Before being able to request any data, one needs to authenticate with the API and get a session ID. The session ID can be retrieved either as part of the JSON response, or else as a cookie.

If authentication is not done, further requests will be rejected. If a POST request for a report is done and no authentication has been made, a 401 error code will be returned. If the same request is done using GET, instead of an error, a 302 redirect is returned to the authentication page.

POST /auth/login

Authenticate a user by verifying username and password.

Request JSON Object:
 
  • user (string) – The username of your Usage Intelligence user account
  • password (string) – The corresponding password of your Usage Intelligence user account
  • useCookies (boolean) – Optional parameter to specify whether the response should set a cookie (if true), or include the session ID as part of the JSON response (if false). Default is false.
Request Headers:
 
  • Content-Type – Can be set to application/json or text/javascript
  • Accept – Should be set to text/javascript
Response Headers:
 
Status Codes:
Response JSON Object:
 
  • status (string) – Contains OK if successful or SYNTAX ERROR or AUTH ERROR.
  • reason (string) – Present only if status is not OK. Contains error message (reason).
  • sessionId (string) – Present only if status is OK and useCookies is false. Contains session ID to be used in all further requests.

Example request:

POST auth/login  HTTP/1.1
Host: api.revulytics.com
Content-Type: application/json
Accept: application/json

{
    "user": "testuser@test.com",
    "password": "mypassword1",
    "useCookies": false
}

Example response:

HTTP/1.1 200 OK
Content-Type: application/json

{
  "status": "OK",
  "sessionId": "VSB8E2BzSC2eZSJm4QmTpA"
}

Logging out

In order to log out, it is required to invalidate the user session that was created when logging in. If cookies are being used, the cookie will also be invalidated. Two options for logging out are being offered - either invalidate a single session or else, invalidate all sessions that are active on your user ID.

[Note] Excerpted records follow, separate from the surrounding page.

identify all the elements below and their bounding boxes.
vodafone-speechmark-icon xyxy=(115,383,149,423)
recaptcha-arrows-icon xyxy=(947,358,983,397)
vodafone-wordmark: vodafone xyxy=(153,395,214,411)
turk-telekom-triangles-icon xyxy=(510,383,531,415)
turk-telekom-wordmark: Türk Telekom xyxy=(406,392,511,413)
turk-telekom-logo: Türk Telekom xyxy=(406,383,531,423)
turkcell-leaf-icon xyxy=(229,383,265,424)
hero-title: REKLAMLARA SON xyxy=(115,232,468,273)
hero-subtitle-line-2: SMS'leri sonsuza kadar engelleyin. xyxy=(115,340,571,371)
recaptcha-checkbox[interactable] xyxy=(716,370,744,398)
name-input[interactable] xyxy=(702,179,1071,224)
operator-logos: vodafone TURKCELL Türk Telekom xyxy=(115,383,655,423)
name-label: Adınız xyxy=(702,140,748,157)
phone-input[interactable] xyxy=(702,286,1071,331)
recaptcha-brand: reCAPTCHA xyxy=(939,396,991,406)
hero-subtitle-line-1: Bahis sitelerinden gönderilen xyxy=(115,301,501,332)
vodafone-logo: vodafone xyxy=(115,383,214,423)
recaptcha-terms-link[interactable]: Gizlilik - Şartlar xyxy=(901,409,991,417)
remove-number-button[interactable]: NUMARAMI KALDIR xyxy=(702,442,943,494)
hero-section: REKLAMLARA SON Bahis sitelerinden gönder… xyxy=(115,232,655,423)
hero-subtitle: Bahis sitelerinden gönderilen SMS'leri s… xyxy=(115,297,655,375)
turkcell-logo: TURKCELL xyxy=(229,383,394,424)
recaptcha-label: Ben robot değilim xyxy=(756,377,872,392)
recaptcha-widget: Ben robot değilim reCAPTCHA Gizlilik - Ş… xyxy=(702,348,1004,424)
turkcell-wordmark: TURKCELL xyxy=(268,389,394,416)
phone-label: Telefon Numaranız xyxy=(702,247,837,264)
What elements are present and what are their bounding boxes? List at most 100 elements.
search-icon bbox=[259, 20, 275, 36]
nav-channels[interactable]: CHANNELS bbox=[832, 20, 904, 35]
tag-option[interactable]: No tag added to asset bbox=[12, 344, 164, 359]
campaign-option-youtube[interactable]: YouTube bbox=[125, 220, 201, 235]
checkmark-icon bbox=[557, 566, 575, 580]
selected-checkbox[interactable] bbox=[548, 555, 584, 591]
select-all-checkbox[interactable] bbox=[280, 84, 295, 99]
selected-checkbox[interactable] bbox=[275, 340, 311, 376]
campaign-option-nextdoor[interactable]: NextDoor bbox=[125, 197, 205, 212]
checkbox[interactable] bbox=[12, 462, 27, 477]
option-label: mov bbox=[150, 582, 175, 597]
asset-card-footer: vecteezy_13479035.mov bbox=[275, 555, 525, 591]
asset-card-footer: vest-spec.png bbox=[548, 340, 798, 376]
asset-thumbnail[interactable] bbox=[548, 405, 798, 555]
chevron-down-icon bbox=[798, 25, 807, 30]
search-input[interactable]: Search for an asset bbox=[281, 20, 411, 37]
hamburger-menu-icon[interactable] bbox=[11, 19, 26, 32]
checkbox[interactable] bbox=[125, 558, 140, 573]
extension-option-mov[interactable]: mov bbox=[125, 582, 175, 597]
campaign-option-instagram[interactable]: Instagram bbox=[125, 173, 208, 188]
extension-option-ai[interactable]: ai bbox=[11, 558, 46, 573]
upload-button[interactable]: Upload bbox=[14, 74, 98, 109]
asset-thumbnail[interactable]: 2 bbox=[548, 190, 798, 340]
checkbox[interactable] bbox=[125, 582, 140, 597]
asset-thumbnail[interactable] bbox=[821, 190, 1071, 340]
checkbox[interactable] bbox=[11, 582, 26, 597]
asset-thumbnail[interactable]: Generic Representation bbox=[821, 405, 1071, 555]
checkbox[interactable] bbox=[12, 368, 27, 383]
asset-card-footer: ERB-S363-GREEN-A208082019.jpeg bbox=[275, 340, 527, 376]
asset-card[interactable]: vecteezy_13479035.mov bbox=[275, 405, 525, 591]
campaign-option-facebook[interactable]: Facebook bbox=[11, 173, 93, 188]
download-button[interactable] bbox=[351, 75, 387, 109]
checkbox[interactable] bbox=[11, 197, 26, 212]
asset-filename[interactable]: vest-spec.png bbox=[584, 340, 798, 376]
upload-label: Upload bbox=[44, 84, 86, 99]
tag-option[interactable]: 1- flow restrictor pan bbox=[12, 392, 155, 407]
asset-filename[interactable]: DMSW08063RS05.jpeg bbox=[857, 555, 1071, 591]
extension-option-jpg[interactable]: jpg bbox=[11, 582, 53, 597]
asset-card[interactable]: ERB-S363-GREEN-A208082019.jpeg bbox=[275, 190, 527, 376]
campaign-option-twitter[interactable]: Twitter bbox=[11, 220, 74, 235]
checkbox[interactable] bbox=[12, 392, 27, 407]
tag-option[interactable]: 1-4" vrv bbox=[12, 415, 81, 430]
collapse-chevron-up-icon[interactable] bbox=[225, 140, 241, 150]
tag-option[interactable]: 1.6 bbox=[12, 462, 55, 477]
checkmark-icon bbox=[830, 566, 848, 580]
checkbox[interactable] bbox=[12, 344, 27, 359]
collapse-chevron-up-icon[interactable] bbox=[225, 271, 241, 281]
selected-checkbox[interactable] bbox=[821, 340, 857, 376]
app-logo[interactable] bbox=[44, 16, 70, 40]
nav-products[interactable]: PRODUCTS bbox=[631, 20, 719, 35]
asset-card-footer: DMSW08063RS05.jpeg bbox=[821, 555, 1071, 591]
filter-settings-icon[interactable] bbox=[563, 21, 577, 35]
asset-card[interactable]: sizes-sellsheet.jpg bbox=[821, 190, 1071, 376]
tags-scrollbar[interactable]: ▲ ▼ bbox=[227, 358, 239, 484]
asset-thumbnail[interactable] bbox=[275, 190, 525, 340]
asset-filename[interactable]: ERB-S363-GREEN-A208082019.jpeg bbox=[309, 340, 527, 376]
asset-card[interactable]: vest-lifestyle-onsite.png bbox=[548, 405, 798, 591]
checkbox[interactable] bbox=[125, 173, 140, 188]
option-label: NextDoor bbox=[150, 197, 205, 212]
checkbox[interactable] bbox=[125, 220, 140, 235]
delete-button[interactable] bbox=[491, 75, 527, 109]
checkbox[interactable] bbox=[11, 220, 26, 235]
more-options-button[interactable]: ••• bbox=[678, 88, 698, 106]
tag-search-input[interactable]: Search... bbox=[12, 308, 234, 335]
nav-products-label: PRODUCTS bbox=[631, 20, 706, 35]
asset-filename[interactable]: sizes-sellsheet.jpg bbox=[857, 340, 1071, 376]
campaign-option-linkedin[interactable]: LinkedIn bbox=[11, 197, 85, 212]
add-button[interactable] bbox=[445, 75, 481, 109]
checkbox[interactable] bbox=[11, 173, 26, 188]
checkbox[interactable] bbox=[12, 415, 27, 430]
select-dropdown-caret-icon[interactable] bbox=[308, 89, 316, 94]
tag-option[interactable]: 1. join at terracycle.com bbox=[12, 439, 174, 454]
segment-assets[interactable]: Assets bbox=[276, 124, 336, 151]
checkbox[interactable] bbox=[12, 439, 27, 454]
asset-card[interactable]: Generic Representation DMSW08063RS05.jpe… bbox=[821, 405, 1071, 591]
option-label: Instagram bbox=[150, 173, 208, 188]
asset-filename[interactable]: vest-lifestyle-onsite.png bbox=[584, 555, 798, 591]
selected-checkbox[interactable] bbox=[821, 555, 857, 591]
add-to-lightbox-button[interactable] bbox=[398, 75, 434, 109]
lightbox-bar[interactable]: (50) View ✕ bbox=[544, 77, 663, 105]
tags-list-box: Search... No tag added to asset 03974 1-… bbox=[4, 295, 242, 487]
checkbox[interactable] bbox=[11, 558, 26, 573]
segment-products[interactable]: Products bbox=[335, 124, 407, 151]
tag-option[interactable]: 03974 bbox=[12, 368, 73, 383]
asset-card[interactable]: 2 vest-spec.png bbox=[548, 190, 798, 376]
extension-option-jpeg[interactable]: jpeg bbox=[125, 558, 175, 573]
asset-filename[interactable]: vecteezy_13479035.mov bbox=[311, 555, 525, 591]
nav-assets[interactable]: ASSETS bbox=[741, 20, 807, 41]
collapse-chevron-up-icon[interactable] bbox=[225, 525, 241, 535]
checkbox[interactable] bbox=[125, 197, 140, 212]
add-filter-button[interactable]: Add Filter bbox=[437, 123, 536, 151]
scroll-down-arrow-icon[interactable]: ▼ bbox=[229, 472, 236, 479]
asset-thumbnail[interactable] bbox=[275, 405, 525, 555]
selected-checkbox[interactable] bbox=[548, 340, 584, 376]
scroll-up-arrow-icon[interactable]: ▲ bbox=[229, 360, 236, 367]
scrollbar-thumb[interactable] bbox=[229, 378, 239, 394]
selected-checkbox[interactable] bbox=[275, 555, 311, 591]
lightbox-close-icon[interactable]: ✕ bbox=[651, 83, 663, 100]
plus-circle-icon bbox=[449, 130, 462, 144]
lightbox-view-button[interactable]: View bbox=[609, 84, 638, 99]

Invalidate a single session

POST /auth/logout

If no JSON data is sent, the system expects to find a valid authentication cookie. If such a cookie is found, the cookie is deleted, and the session is invalidated from the server. If JSON data is sent, then the session and user ID are read from the JSON object as described below.

If this request is done via POST, then a JSON response as described below will be returned. If GET is used, the response is not in JSON but in user-friendly HTML. If you are using GET and still would like to receive a JSON response, add the parameter “resultFormat=raw” so the URL should be https://api.revulytics.com/auth/logout?resultFormat=raw

Request JSON Object:
 
  • user (string) – The username of your Usage Intelligence user account.
  • sessionId (string) – The sessionId obtained via POST /auth/login.
Request Headers:
 
  • Content-Type – Can be set to application/json or text/javascript
  • Accept – Should be set to text/javascript
Response Headers:
 
Status Codes:
Response JSON Object:
 
  • status (string) – Contains OK if successful or SYNTAX ERROR or AUTH ERROR.
  • reason (string) – Present only if status is not OK. Contains error message (reason).